Sumário: Introdução; 1. A evolução dos paradigmas constitucionais modernos; 2. O estado democrático de direito, a privatização de entidades, a publicização de espaços e o terceiro setor; Considerações finais; Referências bibliográficas.
Introdução
O presente artigo tem por objetivo discorrer, em breve síntese, sobre a evolução dos paradigmas constitucionais modernos, analisandoa relação dos distintos tipos de Estado com a “sociedade civil”, o perfil das correspondentes Constituições e da Administração Pública em cada fase.
No decorrer do texto, serão abordadas as crises que desencadearam a transição de um paradigma para o outro, assim como a relação entre o modelo do estado democrático de direito e temas como privatização de entidades e publicação de espaços.
Com isto, espera-se fornecer elementos que ajudem a melhorentender a evolução dos paradigmas constitucionais modernos, oportunizando ainda uma compreensão mais adequada dos alicerces do atual paradigma constitucional consistente no estado democrático de direito.

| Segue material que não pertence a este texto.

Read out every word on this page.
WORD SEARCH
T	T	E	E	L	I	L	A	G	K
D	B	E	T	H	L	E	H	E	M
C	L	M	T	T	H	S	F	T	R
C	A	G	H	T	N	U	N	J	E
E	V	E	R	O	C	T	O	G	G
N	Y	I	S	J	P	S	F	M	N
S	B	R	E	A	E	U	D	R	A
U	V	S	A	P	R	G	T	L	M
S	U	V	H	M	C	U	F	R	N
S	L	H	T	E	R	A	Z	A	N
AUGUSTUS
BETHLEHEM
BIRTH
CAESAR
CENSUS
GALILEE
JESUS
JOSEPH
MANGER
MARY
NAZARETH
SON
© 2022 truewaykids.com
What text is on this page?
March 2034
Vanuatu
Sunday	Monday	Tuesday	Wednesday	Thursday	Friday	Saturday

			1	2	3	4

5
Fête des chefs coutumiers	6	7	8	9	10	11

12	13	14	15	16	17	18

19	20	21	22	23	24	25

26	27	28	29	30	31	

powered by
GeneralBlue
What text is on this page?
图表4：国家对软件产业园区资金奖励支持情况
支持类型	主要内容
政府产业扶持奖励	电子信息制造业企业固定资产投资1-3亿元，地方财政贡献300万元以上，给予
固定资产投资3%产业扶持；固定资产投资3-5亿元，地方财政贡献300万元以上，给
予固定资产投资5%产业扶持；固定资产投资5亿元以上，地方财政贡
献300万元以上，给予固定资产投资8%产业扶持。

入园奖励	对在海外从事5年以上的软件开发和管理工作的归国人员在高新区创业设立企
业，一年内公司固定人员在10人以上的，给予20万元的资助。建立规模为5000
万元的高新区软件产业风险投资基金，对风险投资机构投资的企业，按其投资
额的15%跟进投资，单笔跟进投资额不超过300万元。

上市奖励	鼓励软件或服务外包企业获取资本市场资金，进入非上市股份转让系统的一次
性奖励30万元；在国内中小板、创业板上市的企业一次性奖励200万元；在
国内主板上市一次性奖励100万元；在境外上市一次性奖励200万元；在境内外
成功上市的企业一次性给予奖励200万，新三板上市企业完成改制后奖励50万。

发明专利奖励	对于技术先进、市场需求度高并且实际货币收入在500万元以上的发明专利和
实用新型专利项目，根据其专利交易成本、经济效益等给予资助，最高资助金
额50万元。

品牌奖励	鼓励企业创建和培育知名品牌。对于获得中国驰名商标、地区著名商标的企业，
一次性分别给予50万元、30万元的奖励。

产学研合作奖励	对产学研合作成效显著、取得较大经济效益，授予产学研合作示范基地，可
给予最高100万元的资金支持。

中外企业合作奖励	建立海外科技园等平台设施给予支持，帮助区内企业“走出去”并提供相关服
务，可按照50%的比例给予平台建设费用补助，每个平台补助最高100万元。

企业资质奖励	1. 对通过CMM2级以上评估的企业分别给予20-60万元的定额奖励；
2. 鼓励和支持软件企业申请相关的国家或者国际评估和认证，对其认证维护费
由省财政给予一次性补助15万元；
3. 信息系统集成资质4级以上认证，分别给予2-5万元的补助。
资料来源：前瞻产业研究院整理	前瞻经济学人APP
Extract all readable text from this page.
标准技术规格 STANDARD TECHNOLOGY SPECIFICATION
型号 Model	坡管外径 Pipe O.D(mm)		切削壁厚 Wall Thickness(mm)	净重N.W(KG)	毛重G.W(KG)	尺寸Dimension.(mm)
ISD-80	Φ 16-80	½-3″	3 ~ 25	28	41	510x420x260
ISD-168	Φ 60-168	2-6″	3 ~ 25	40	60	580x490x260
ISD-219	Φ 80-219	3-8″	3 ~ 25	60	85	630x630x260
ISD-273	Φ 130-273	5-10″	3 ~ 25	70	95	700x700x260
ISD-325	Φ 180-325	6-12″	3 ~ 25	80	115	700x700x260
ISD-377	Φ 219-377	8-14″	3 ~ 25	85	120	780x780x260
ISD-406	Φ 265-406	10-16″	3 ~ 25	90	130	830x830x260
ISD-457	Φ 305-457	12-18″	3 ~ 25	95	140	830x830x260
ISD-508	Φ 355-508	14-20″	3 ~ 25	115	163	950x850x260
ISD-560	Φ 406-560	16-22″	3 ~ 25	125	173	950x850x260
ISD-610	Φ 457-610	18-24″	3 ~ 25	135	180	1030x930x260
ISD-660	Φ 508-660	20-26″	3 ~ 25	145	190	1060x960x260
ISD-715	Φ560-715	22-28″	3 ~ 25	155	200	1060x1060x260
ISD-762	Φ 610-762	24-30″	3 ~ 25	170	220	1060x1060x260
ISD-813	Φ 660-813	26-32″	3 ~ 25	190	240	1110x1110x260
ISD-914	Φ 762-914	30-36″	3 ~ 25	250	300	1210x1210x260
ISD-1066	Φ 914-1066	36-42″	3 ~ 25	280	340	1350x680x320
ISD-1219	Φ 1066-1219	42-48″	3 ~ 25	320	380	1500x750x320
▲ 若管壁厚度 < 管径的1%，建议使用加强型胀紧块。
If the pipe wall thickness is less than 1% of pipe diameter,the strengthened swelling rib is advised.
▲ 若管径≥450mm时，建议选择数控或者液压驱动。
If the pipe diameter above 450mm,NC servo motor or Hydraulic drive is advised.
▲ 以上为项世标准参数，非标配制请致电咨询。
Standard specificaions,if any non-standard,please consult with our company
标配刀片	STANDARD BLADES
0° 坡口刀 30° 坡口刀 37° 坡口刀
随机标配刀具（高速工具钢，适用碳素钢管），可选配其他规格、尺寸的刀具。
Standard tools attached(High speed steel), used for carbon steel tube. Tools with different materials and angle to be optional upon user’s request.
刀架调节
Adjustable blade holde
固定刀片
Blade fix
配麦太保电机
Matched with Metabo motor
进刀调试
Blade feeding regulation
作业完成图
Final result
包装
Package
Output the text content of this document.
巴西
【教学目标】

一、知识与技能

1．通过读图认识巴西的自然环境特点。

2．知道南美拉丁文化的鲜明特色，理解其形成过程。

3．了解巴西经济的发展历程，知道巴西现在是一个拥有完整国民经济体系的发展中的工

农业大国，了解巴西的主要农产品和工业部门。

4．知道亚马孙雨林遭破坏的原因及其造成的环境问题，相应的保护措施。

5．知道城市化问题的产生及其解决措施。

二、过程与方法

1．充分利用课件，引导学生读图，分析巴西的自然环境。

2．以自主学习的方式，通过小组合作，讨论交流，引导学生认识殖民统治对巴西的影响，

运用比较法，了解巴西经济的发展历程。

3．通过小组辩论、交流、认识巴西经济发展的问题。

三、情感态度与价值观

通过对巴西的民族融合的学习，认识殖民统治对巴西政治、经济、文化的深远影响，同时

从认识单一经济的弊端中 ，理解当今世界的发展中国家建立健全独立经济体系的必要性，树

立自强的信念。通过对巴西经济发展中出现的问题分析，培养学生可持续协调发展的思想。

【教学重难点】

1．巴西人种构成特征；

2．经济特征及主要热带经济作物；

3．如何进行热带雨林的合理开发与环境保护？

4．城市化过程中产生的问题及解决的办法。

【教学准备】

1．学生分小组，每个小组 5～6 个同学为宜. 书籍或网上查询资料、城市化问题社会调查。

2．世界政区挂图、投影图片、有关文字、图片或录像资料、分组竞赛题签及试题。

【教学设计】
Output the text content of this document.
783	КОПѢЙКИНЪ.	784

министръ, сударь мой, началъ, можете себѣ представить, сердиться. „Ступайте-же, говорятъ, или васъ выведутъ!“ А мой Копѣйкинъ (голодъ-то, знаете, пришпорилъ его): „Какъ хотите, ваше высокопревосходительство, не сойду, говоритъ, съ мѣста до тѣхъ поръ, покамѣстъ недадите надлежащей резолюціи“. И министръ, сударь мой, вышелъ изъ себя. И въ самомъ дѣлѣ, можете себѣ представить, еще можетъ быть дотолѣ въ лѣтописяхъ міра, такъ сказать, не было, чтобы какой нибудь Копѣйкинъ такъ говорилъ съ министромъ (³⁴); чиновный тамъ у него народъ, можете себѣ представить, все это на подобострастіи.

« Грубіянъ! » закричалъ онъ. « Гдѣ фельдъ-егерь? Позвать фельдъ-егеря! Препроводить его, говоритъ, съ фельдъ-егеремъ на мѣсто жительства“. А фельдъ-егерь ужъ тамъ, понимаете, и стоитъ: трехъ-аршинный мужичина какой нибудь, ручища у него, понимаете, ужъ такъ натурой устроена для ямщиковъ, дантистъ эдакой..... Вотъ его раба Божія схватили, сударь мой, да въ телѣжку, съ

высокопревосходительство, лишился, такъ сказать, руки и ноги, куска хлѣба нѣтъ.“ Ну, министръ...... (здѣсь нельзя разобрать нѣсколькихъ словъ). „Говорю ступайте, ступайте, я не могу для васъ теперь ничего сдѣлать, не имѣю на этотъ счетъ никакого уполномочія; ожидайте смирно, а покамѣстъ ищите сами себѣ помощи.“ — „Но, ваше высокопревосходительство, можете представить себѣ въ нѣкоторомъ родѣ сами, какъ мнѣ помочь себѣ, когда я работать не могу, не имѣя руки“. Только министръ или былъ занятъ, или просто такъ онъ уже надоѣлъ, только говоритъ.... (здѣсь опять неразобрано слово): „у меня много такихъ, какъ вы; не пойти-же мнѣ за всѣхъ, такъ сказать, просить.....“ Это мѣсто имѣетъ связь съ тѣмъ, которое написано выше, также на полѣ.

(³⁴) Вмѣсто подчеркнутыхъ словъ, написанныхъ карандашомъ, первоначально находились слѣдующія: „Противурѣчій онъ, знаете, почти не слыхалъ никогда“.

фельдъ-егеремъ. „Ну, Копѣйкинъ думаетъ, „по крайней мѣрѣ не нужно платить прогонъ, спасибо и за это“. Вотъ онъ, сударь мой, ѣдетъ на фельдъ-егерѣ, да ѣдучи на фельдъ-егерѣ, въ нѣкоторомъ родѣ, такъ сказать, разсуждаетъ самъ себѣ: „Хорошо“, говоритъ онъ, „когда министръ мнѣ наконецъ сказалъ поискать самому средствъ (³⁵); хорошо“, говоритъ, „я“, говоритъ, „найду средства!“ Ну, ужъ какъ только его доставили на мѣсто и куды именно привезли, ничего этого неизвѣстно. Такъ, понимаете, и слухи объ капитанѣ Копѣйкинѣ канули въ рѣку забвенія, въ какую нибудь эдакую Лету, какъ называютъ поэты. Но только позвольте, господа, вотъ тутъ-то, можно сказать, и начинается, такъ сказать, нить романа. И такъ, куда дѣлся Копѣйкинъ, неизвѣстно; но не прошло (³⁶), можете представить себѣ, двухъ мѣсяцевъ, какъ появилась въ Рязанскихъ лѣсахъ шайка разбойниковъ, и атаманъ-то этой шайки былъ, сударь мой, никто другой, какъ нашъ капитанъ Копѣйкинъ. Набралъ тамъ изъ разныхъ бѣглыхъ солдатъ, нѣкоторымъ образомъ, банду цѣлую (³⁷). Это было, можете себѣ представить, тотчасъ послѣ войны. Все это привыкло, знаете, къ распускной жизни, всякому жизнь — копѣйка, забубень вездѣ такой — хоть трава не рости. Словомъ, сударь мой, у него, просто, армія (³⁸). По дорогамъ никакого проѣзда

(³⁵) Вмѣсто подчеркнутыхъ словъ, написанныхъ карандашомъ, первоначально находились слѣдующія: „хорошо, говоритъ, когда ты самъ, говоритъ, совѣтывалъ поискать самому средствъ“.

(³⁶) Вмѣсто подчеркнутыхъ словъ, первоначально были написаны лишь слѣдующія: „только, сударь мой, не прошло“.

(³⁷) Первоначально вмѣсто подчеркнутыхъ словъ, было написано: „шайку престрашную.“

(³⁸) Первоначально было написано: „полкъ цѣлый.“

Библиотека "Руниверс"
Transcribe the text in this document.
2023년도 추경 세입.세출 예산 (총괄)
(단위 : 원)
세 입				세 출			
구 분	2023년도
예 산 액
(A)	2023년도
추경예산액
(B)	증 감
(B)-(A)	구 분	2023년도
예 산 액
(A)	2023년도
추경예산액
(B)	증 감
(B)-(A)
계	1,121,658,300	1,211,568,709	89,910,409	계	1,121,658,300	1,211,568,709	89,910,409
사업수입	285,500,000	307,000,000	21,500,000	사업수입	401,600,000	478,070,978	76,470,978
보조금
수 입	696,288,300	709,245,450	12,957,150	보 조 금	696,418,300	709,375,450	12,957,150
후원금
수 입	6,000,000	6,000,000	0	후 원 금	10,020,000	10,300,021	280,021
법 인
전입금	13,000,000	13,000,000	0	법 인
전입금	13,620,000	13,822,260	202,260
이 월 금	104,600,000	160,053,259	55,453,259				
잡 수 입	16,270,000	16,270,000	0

1. A evolução dos paradigmas constitucionais modernos
Nascido da Revolução Francesa e após uma ruptura com período absolutista, o Estado Liberal foi marcado pela ideia de liberdade e de limitação do poder político, tendo como característica a não intervenção ou abstencionismo. Seu norte precípuo era o de não ingerência nos assuntos da sociedade civil, inclusive aqueles econômicos, limitando-se às funções clássicas de garantia da ordem social, defesa externa e administração da justiça. Cabia à sociedade, portanto, prover sua auto-organização e autorregulação.
No Estado Liberal a Constituição, passando a ser escrita, tinha como foco ser garantista, a fim de evitar os abusos do passado, garantindo direitos políticos aos cidadãos, sua liberdade e patrimônio, consagrando os princípios da legalidade e da igualdade formal (direitos fundamentais de primeira dimensão – direitos civis e políticos). Foi um período em que a Administração Pública guardava restrito respeito à Lei.
Como a sociedade não conseguiu se autogerir, notadamente após a Primeira Guerra Mundial e a crise da Bolsa de Nova York, foi necessária uma mudança de paradigma, de perfil do Estado, o qual deveria deixar de absenteísta para intervir fortemente nas relações jurídicas, sociais e econômicas.
A doutrina sintetiza com maestria o contexto dessa transição:
“A incapacidade estatal de dar respostas consistentes aos crescentes reclames sociais, no tradicional modelo de isolamento (aqui o binômio rígido Estado x Sociedade do período liberal clássico), constituiu-se em uma razão que justificava a opção pela mudança no sistema. O cenário de crise econômica que se desenhava desde o final da 1ª Guerra Mundial, com radical aprofundamento a partir da Quebra da Bolsa de Nova York de 1929 (cujos efeitos foram sentidos por décadas em todas as regiões do mundo), impunha, segundo se passou a entender, na época, a atuação dos Estados nacionais para controlar o caos socioeconômico do período.[1]”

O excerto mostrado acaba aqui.